Because it costs more than 500 to have someone setup a Linux box to do it.

Places with those skills do exactly that. Places that networking isn't their core expertise go with the thing that is recommended and has a support contract.

>not using based mikrotik
People use Cisco because they don't know better. Your job as an engineer is to point out that you have better and cheaper alternatives.

>mikrotik
>literally a ARM CPU linux shitbox which doesnt offer any hardware routing features
>whos high end switch is only gigabit
keep on pretending your poorfag glorified consumer grade gear matters

Not with TAC but I think you couldn't do that, the UDI is generated from the serial of the equipment plus I think a contract number. You basically can't license new version 15+ devices without involving Cisco somewhere along the line. The image does not contain the license, rather, the license unlocks features of the image.

By contrast, version 12 had the license in the actual image so it was easy to copy copy copy and just hope you never get audited if you weren't legit.

Basically you'd need the contract information that the IP Services switch was sold under and the PO would have to give it to you. Otherwise you technically never own the license.

I think that's how it works to the best of my knowledge.

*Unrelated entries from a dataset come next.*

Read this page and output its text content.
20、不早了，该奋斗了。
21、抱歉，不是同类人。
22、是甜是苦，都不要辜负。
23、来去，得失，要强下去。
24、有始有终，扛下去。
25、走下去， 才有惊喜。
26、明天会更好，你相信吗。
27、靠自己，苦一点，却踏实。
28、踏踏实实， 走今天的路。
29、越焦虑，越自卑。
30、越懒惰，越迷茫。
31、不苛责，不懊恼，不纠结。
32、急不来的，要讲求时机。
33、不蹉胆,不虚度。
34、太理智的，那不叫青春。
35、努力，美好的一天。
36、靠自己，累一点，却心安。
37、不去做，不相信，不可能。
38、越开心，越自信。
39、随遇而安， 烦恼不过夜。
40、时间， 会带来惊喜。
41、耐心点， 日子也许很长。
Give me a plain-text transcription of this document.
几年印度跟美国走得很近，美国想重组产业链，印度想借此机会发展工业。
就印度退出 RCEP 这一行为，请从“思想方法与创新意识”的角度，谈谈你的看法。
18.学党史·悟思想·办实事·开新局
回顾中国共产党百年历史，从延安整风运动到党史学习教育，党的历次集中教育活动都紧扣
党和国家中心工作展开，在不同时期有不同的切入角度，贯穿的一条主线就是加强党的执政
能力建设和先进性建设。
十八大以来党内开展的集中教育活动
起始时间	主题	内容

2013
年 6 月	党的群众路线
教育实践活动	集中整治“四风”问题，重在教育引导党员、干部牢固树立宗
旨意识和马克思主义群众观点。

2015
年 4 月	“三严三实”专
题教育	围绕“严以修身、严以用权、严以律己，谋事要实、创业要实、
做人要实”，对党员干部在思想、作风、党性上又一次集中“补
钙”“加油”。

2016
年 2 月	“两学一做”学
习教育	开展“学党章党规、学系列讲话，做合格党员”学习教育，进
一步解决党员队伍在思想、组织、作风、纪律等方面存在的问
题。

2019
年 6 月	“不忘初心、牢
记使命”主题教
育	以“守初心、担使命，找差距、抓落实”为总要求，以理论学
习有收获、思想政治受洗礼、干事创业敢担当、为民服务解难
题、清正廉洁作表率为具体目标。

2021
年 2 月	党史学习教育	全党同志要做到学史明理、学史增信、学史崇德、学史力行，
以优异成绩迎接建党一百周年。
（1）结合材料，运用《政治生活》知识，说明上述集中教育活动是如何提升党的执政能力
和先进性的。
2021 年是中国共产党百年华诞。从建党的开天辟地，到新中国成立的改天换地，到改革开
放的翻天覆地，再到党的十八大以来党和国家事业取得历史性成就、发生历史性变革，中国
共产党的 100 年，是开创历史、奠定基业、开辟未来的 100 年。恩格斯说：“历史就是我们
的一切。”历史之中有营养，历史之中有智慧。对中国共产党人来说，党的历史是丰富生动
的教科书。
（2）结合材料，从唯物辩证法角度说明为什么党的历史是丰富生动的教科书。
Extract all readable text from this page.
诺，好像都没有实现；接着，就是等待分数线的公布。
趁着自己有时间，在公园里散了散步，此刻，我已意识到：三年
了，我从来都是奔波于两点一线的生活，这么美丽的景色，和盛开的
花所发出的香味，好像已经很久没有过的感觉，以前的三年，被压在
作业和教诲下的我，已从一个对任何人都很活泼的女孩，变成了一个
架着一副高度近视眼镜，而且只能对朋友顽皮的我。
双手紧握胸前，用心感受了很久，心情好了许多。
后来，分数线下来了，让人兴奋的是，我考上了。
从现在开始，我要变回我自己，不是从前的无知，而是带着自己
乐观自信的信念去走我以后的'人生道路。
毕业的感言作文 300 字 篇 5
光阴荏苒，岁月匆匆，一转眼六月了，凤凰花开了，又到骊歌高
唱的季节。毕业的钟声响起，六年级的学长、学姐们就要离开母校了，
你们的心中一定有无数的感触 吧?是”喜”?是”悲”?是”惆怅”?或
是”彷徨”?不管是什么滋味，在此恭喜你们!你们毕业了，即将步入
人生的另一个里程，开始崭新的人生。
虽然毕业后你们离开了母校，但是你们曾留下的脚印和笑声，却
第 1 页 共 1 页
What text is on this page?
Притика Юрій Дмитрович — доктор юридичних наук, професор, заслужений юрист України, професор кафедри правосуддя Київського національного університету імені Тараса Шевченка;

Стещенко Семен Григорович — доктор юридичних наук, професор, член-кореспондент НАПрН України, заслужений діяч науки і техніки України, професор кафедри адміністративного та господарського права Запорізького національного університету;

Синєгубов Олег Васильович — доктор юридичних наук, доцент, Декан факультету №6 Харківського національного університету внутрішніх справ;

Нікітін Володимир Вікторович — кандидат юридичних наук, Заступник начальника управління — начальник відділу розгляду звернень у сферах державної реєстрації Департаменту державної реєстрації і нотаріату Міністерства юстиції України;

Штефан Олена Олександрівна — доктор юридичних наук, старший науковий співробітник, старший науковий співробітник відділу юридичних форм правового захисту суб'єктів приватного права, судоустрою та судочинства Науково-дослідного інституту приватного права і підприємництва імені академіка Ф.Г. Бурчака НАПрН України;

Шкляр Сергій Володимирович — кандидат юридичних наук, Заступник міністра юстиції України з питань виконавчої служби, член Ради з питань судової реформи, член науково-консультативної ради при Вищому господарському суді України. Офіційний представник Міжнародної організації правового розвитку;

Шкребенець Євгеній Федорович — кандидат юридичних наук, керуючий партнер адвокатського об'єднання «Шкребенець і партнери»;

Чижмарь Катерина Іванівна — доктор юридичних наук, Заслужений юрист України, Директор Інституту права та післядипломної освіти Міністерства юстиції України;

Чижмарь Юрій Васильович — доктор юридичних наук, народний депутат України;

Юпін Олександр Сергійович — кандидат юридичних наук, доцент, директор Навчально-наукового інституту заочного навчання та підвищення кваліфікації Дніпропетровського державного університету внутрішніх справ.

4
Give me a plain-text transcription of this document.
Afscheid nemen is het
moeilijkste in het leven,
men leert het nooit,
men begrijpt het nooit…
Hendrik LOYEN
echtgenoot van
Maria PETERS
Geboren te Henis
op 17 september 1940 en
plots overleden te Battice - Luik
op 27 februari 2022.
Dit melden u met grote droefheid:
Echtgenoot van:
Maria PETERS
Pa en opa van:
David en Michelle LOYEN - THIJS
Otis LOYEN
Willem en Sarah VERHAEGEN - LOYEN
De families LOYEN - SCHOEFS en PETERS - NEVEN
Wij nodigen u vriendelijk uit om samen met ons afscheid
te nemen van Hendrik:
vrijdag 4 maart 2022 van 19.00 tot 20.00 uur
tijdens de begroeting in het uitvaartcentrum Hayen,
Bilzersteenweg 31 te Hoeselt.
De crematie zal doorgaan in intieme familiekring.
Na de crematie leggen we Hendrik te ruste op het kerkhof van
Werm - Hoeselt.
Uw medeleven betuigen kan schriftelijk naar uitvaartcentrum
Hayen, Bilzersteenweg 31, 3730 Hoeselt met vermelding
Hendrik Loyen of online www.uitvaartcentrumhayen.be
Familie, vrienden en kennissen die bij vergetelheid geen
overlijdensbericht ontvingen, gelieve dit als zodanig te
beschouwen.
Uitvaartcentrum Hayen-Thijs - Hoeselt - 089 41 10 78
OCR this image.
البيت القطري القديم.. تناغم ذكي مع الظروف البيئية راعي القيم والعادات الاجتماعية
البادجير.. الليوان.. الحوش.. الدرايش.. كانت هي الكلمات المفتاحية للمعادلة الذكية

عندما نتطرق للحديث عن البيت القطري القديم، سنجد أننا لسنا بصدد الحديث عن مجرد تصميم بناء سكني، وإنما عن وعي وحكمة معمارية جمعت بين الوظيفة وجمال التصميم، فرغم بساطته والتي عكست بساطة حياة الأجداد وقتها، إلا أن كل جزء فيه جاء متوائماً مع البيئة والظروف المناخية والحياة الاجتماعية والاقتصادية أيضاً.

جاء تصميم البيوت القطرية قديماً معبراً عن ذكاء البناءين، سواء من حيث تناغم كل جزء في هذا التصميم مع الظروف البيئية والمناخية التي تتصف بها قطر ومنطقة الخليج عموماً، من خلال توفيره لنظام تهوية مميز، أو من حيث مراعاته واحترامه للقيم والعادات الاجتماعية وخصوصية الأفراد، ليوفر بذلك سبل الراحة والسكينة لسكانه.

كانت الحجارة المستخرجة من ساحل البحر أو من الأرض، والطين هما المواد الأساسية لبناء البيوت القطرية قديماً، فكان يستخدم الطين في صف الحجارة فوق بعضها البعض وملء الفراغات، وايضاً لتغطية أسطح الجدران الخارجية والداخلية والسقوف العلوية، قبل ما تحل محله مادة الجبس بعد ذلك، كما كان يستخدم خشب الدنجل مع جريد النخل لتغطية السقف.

Does that answer your question? I bought a 3560-24PoE off of Ebay for 35 bucks but the fuckers shipped it without an IOS image. Knew right then I was pretty much stuck with a v.12 series image.

Mikrotik has its places.

I've used point to point wireless antennas that utilize Mikrotik and they are absolutely rock solid reliable. Awesome units, set and forget. However I don't think I'd put Mikrotik on an enterprise switch or router tbqh.

Like everything, it has its place.

cisco.com/c/en/us/td/docs/ios/csa/configuration/guide/csa_commands.html#wp1389423

>You basically can't license new version 15+ devices without involving Cisco somewhere along the line
they have a automated website which issues challenges/responses for each device you're transfering

>Basically you'd need the contract information that the IP Services switch was sold under and the PO would have to give it to you.
you dont, you just need the serial and model number

>Otherwise you technically never own the license.
i dont care about technically owning, i care about the features technically working

> Anonymous 11/23/16(Wed)22:51:35 No.57658200 ▶

Not with TAC but I think you couldn't do that, the UDI is generated from the serial of the equipment plus I think a contract number. You basically can't license new version 15+ devices without involving Cisco somewhere along the line. The image does not contain the license, rather, the license unlocks features of the image.

By contrast, version 12 had the license in the actual image so it was easy to copy copy copy and just hope you never get audited if you weren't legit.

Basically you'd need the contract information that the IP Services switch was sold under and the PO would have to give it to you. Otherwise you technically never own the license.

I think that's how it works to the best of my knowledge.

Does that answer your question? I bought a 3560-24PoE off of Ebay for 35 bucks but the fuckers shipped it without an IOS image. Knew right then I was pretty much stuck with a v.12 series image.
My 3560G accepts IOS 15 IP Services images without a license, it was before they were installed on the switch. pretty sure your 3560 is the same since it is even older

fuck me, ignore the 2nd half it should have been

>Does that answer your question? I bought a 3560-24PoE off of Ebay for 35 bucks but the fuckers shipped it without an IOS image. Knew right then I was pretty much stuck with a v.12 series image.
My 3560G accepts IOS 15 IP Services images without a license, it was before they were installed on the switch. pretty sure your 3560 is the same since it is even older

and
cisco.com/c/en/us/products/collateral/cloud-systems-management/software-activation-on-integrated-services-routers-isr/white_paper_c11_556985.html#wp9001039

Cisco just werks

I really like my ubiquiti home gear though.

Yeah I'd be in the same boat. I don't have a big home wireless solution ATM but I'd totally go Ubiquiti for home not sure about enterprise as I've only done Cisco.